Lessons in Gratitude Day 617

I have a sink full of dishes at the moment, and at 7:20 p.m. on a Friday night I’m going to continue to have that sink full of dishes until tomorrow morning some time. Tonight my plan is to program my new smart phone–the first new phone in three years (a lifetime for technology)–and sit around, watch television shows I recorded earlier in the week, and totally veg. It has been a long, mentally and emotionally taxing week. In short, it has been a normal week. I am grateful for the weekend. Even though I have a variety of work to do this weekend, it is mostly drama free: things like my sink full of dishes, changing the sheets on my bed, and cleaning and sweeping my room. I also will work on my income taxes, which while not exactly fun or drama free will still require a different kind of energy than I expend at my workplace. I am grateful to be working and even more grateful for the weekend break.

I have learned a lot in what has felt like two weeks worth of week. Yesterday I wrote about the passage of time and about learning to live in the moment. Several times throughout the course of this day, beginning the moment I woke up this morning, I found myself rushing around like the white rabbit in Alice in Wonderland, “I’m late, I’m late for a very important date.” The only thing was that I wasn’t late for anything.
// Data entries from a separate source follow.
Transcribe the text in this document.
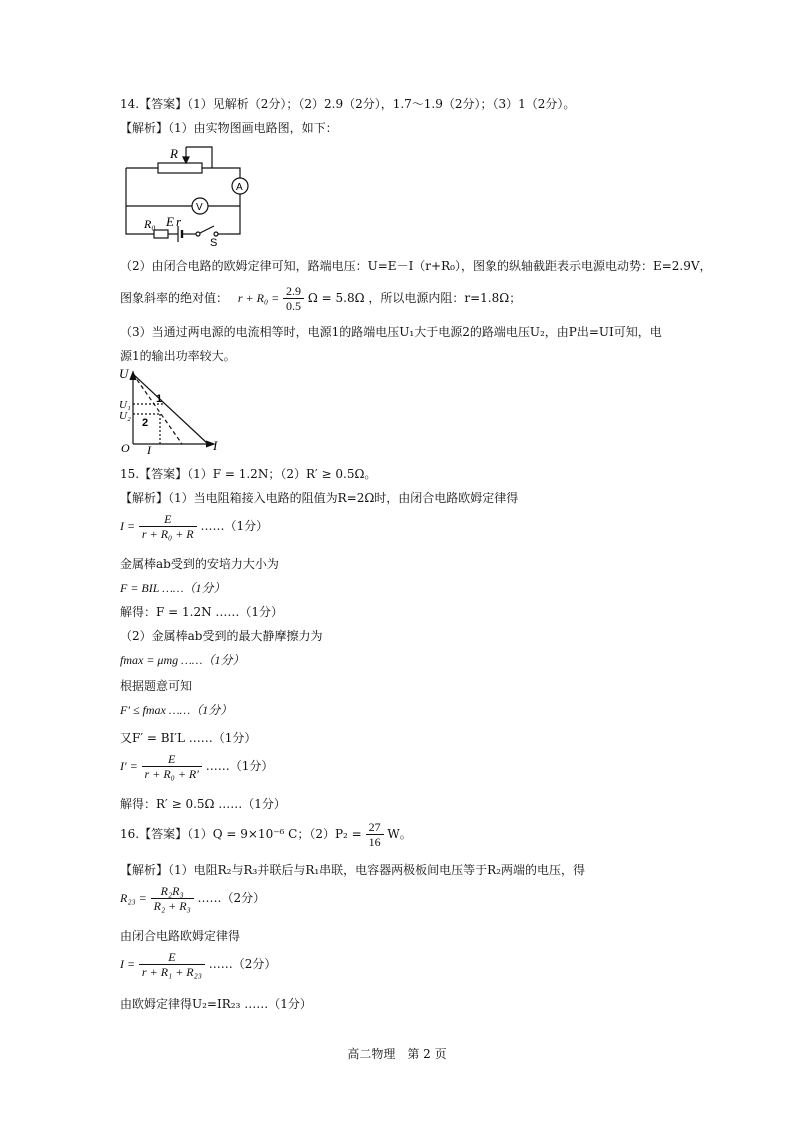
14.【答案】（1）见解析（2分）；（2）2.9（2分），1.7～1.9（2分）；（3）1（2分）。
【解析】（1）由实物图画电路图，如下：
R
A
V
R₀ E r
S
（2）由闭合电路的欧姆定律可知，路端电压：U=E－I（r+R₀），图象的纵轴截距表示电源电动势：E=2.9V，
图象斜率的绝对值： $r + R_0 = \frac{2.9}{0.5}$ Ω = 5.8Ω ，所以电源内阻：r=1.8Ω；
（3）当通过两电源的电流相等时，电源1的路端电压U₁大于电源2的路端电压U₂，由P出=UI可知，电
源1的输出功率较大。
U
U₁
U₂
O	I
I
1
2
15.【答案】（1）F = 1.2N；（2）R′ ≥ 0.5Ω。
【解析】（1）当电阻箱接入电路的阻值为R=2Ω时，由闭合电路欧姆定律得
$I = \frac{E}{\text{r + R₀ + R}}$ ……（1分）
金属棒ab受到的安培力大小为
F = BIL ……（1分）
解得：F = 1.2N ……（1分）
（2）金属棒ab受到的最大静摩擦力为
fmax = μmg ……（1分）
根据题意可知
F′ ≤ fmax ……（1分）
又F′ = BI′L ……（1分）
$I' = \frac{E}{\text{r + R₀ + R′}}$ ……（1分）
解得：R′ ≥ 0.5Ω ……（1分）
16.【答案】（1）Q = 9×10⁻⁶ C；$(2)P_2 = \frac{27}{16}$ W。
【解析】（1）电阻R₂与R₃并联后与R₁串联，电容器两极板间电压等于R₂两端的电压，得
$R_{23} = \frac{\text{R₂R₃}}{\text{R₂ + R₃}}$ ……（2分）
由闭合电路欧姆定律得
$I = \frac{E}{\text{r + R₁ + R₂₃}}$ ……（2分）
由欧姆定律得U₂=IR₂₃ ……（1分）
高二物理　第 2 页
Even though I slept through the alarm a number of times–giving myself permission to wake “late” at 6 a.m. rather than 5:39–I nonetheless ended up getting to work early. I began thinking about how I am in the habit of rushing and feeling rushed; there’s the sense of there simply not being enough time in the day to get everything done that I hope to accomplish. But what if it weren’t that I don’t have enough time to do everything I want and need to get done; what if it really is that I have too many things on an out-of-control list of things I feel pressed to get done. Hmmmm.
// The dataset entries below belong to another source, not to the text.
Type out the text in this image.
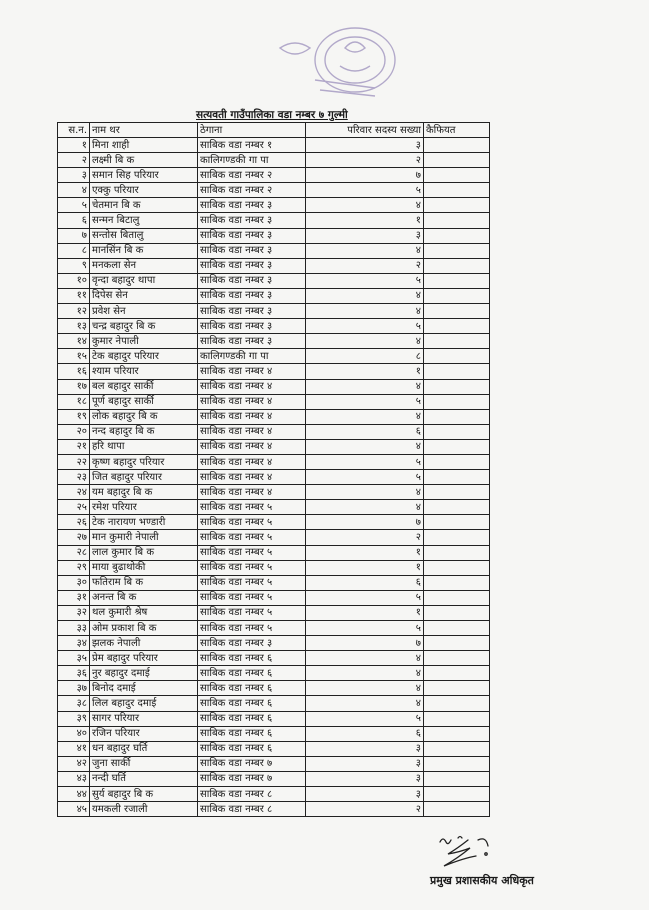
सत्यवती गाउँपालिका वडा नम्बर ७ गुल्मी
स.न.	नाम थर	ठेगाना	परिवार सदस्य सख्या	कैफियत
१	मिना शाही	साबिक वडा नम्बर १	३	
२	लक्ष्मी बि क	कालिगण्डकी गा पा	२	
३	समान सिह परियार	साबिक वडा नम्बर २	७	
४	एक्कु परियार	साबिक वडा नम्बर २	५	
५	चेतमान बि क	साबिक वडा नम्बर ३	४	
६	सन्मन बिटालु	साबिक वडा नम्बर ३	१	
७	सन्तोस बितालु	साबिक वडा नम्बर ३	३	
८	मानसिंन बि क	साबिक वडा नम्बर ३	४	
९	मनकला सेन	साबिक वडा नम्बर ३	२	
१०	वृन्दा बहादुर थापा	साबिक वडा नम्बर ३	५	
११	दिपेस सेन	साबिक वडा नम्बर ३	४	
१२	प्रवेश सेन	साबिक वडा नम्बर ३	४	
१३	चन्द्र बहादुर बि क	साबिक वडा नम्बर ३	५	
१४	कुमार नेपाली	साबिक वडा नम्बर ३	४	
१५	टेक बहादुर परियार	कालिगण्डकी गा पा	८	
१६	श्याम परियार	साबिक वडा नम्बर ४	१	
१७	बल बहादुर सार्की	साबिक वडा नम्बर ४	४	
१८	पूर्ण बहादुर सार्की	साबिक वडा नम्बर ४	५	
१९	लोक बहादुर बि क	साबिक वडा नम्बर ४	४	
२०	नन्द बहादुर बि क	साबिक वडा नम्बर ४	६	
२१	हरि थापा	साबिक वडा नम्बर ४	४	
२२	कृष्ण बहादुर परियार	साबिक वडा नम्बर ४	५	
२३	जित बहादुर परियार	साबिक वडा नम्बर ४	५	
२४	यम बहादुर बि क	साबिक वडा नम्बर ४	४	
२५	रमेश परियार	साबिक वडा नम्बर ५	४	
२६	टेक नारायण भण्डारी	साबिक वडा नम्बर ५	७	
२७	मान कुमारी नेपाली	साबिक वडा नम्बर ५	२	
२८	लाल कुमार बि क	साबिक वडा नम्बर ५	१	
२९	माया बुढाथोकी	साबिक वडा नम्बर ५	१	
३०	फतिराम बि क	साबिक वडा नम्बर ५	६	
३१	अनन्त बि क	साबिक वडा नम्बर ५	५	
३२	थल कुमारी श्रेष	साबिक वडा नम्बर ५	१	
३३	ओम प्रकाश बि क	साबिक वडा नम्बर ५	५	
३४	झलक नेपाली	साबिक वडा नम्बर ३	७	
३५	प्रेम बहादुर परियार	साबिक वडा नम्बर ६	४	
३६	नुर बहादुर दमाई	साबिक वडा नम्बर ६	४	
३७	बिनोद दमाई	साबिक वडा नम्बर ६	४	
३८	लिल बहादुर दमाई	साबिक वडा नम्बर ६	४	
३९	सागर परियार	साबिक वडा नम्बर ६	५	
४०	रजिन परियार	साबिक वडा नम्बर ६	६	
४१	धन बहादुर घर्ति	साबिक वडा नम्बर ६	३	
४२	जुना सार्की	साबिक वडा नम्बर ७	३	
४३	नन्दी घर्ति	साबिक वडा नम्बर ७	३	
४४	सुर्य बहादुर बि क	साबिक वडा नम्बर ८	३	
४५	यमकली रजाली	साबिक वडा नम्बर ८	२	
प्रमुख प्रशासकीय अधिकृत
When we look at the totality of things we attempt to stuff into a day, it’s no wonder we are worn out at the end of a week. Many of us believe that the work we’re doing is important, worth sacrificing for on behalf of the people we serve or the products we create or the problems we solve…and it probably is important. And yet we have to balance that important work with the practical realities, the laws of nature and physics that say we can only get so much done in the course of a day or week.

There’s a proverb that says, “All their days their work is grief and pain; even at night their minds do not rest. This too is meaningless,” and another that says, “It is useless to get up early and to stay up late, eating the food of exhausting labor— truly God gives sleep to those he loves.” In short, what does all the rushing and running from one meeting to the next, sending emails late at night, writing proposals and plans and tip sheets accomplish? And how can we begin to let go of some of the overdoing and focus our attention on those things that we realistically can get done without wearing ourselves down or burning ourselves out in the process?
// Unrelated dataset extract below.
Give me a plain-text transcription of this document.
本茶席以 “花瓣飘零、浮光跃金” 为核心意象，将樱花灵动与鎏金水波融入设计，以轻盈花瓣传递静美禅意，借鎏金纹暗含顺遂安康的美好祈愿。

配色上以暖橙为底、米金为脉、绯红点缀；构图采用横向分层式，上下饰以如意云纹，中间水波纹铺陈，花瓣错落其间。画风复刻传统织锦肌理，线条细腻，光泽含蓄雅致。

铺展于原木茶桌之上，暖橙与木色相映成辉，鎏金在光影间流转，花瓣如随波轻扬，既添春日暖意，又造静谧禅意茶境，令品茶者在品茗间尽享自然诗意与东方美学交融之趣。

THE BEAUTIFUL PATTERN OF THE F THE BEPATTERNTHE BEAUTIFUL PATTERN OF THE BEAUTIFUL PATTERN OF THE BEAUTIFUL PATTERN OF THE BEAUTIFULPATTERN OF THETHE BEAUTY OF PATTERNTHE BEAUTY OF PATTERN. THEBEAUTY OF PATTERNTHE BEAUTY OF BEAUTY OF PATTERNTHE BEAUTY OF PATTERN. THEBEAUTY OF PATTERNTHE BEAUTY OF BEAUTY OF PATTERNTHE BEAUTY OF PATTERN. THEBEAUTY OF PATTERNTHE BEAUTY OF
I am grateful to be thinking and learning more about how to bring a more mindful approach to how I engage my work. It is possible to do work with dedication and passion in such a way that we remain whole in the process. I’m going to keep working on how to do this for myself and then how to model it for the people I work with. In the meantime, I am practicing slowing down, not rushing when I am not late, being present to what is going on around me rather than hurrying past it. I still have some work to do in this area, but I’m continuing to think about it, practice it, and learn as I go. I’ve no doubt it’ll be well worth the effort.